A successful small business excels at a few things, said Valerie Perlowitz, president and chief executive officer of Reliable Integration Services Inc. in Dunn Loring, Va.

"If you say, I am going to do business process re-engineering, networking, software development, etc., etc., you never build a base of clients and the infrastructure to support them," she said.

Reliable, a 14-year-old, woman-owned small business, specializes in networking solutions. The firm employs about 50 people and has revenue of less than $10 million a year.

As small businesses grow, they find themselves competing against much larger firms with a wider range of capabilities, so they must use their bid and proposal dollars wisely, said Gregory Freeland, president of mid-sized RGII Technologies Inc. in Annapolis, Md.

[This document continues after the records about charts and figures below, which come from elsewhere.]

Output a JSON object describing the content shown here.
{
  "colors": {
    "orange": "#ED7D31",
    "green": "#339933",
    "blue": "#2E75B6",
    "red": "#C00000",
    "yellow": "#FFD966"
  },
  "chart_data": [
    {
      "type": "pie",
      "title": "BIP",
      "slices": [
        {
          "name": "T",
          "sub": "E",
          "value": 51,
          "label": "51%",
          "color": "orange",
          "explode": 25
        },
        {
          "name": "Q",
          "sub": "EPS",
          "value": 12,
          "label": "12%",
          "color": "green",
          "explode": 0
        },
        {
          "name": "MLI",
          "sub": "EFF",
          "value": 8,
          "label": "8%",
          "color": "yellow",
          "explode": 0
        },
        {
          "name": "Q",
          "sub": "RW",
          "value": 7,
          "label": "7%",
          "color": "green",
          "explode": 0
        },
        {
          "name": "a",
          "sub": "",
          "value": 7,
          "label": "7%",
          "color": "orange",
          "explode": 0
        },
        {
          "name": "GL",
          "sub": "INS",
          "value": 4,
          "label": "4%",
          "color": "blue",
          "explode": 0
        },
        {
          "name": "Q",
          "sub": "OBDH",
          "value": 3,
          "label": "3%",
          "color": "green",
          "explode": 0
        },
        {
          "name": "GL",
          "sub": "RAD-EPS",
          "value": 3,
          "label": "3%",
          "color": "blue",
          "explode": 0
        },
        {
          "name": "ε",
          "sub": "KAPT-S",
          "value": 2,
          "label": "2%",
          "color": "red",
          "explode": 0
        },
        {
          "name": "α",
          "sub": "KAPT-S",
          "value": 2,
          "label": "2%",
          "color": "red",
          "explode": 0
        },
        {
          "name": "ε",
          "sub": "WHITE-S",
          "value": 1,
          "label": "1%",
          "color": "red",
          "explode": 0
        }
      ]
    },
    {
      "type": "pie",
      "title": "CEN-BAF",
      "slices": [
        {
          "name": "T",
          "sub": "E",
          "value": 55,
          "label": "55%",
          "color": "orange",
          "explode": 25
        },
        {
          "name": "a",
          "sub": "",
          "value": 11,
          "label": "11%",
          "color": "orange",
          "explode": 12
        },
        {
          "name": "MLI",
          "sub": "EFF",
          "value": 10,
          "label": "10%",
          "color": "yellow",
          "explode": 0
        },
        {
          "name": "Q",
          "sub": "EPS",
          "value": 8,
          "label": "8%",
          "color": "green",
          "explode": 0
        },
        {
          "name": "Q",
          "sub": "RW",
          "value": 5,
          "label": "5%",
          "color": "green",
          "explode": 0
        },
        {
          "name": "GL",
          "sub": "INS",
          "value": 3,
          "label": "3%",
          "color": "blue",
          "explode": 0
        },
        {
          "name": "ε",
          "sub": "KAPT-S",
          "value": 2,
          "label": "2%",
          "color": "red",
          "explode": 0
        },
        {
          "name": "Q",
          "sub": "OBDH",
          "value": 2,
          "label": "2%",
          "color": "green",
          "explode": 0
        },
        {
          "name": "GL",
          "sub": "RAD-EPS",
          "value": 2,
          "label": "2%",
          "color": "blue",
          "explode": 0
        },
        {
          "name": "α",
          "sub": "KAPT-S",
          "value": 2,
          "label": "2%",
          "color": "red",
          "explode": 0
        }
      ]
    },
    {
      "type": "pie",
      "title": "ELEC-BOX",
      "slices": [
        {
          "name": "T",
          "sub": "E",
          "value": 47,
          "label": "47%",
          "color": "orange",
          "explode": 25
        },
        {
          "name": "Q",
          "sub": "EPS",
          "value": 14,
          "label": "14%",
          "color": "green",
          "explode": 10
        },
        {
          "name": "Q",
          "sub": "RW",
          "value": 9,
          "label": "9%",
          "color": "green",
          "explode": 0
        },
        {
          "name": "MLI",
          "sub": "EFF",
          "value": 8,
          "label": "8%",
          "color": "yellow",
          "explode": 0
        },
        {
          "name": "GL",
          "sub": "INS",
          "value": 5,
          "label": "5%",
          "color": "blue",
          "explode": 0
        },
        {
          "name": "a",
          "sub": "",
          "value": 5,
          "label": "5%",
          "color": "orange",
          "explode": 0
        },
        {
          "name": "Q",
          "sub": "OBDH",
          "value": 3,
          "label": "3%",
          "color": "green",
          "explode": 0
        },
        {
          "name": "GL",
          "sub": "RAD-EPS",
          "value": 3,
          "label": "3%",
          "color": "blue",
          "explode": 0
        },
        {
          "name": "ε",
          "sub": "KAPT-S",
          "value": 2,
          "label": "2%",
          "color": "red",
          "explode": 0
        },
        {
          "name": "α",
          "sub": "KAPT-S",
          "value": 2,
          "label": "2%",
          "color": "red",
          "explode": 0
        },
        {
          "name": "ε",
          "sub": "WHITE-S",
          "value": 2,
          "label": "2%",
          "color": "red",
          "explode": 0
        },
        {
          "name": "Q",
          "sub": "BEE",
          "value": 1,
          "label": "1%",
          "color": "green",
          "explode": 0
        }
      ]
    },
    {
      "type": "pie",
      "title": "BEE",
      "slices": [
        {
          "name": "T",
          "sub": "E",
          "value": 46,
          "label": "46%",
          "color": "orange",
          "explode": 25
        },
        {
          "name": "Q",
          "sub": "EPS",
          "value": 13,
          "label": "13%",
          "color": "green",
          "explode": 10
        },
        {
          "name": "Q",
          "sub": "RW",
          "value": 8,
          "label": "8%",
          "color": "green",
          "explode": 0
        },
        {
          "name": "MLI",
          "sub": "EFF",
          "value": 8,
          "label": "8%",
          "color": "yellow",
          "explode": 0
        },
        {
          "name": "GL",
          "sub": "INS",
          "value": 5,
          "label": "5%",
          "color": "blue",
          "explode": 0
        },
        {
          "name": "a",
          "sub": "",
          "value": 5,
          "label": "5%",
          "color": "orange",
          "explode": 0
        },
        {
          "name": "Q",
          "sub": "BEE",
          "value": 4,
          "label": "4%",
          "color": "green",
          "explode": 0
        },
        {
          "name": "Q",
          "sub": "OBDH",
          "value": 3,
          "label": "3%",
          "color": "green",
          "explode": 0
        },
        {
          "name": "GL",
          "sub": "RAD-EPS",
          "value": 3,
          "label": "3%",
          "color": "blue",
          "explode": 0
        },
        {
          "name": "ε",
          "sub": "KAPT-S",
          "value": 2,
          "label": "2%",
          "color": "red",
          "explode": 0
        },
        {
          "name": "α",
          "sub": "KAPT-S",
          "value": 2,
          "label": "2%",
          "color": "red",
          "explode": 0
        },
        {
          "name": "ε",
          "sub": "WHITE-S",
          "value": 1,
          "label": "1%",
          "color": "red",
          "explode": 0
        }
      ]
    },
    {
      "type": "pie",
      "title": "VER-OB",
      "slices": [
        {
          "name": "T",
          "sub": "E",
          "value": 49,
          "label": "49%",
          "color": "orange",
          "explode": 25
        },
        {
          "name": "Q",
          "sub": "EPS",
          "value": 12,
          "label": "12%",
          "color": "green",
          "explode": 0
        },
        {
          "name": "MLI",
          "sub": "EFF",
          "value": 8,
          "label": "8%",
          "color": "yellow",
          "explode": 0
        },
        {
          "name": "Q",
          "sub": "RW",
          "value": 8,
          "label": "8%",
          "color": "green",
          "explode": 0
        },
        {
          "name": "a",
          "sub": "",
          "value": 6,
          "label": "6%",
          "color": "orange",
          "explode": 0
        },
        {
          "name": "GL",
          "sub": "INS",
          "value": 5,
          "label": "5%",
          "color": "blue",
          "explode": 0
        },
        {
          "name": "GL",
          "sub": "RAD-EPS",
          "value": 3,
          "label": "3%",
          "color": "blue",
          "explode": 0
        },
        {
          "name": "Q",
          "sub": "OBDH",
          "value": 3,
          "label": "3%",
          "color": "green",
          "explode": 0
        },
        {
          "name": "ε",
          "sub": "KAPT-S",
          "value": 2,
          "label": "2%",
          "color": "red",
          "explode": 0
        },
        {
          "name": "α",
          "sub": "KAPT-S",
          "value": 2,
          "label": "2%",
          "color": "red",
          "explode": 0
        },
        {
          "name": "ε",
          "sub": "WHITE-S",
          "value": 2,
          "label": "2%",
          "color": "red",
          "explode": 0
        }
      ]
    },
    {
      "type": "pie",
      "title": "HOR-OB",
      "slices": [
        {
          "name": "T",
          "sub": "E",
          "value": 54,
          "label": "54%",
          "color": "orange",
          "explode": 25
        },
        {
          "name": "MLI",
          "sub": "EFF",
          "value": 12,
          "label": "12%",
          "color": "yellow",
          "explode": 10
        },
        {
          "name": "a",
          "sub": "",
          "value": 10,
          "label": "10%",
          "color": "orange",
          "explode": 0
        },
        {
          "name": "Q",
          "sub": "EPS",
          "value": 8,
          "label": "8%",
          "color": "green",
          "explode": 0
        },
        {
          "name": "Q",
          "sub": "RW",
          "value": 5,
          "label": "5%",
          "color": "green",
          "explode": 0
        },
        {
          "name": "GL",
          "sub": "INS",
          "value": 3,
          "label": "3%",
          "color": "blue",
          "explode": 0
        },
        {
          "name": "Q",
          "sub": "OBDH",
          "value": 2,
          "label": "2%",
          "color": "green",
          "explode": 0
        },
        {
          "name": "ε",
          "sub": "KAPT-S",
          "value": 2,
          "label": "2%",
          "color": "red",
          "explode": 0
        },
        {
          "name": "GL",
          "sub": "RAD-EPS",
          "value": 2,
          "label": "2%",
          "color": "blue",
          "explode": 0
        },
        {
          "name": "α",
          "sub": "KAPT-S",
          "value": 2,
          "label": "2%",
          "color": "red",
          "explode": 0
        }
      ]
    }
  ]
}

Small companies "bid on everything," he said. "As you get bigger, you have to bid less."

RGII, a 13-year-old, 350-employee company, focuses on information security, software development, information management and program management. It has $50 million in annual revenue.

RGII narrows down the jobs it will pursue by working on its bids at least six months in advance of the agency's request for proposal, Freeland said. Staff members research the proposed project and work to get RGII's capabilities incorporated into the agency's statement of work, or description of tasks to be performed under the upcoming contract.

"If I have a product or past performance that I think is unique, I need to get that into the statement of work," Freeland said.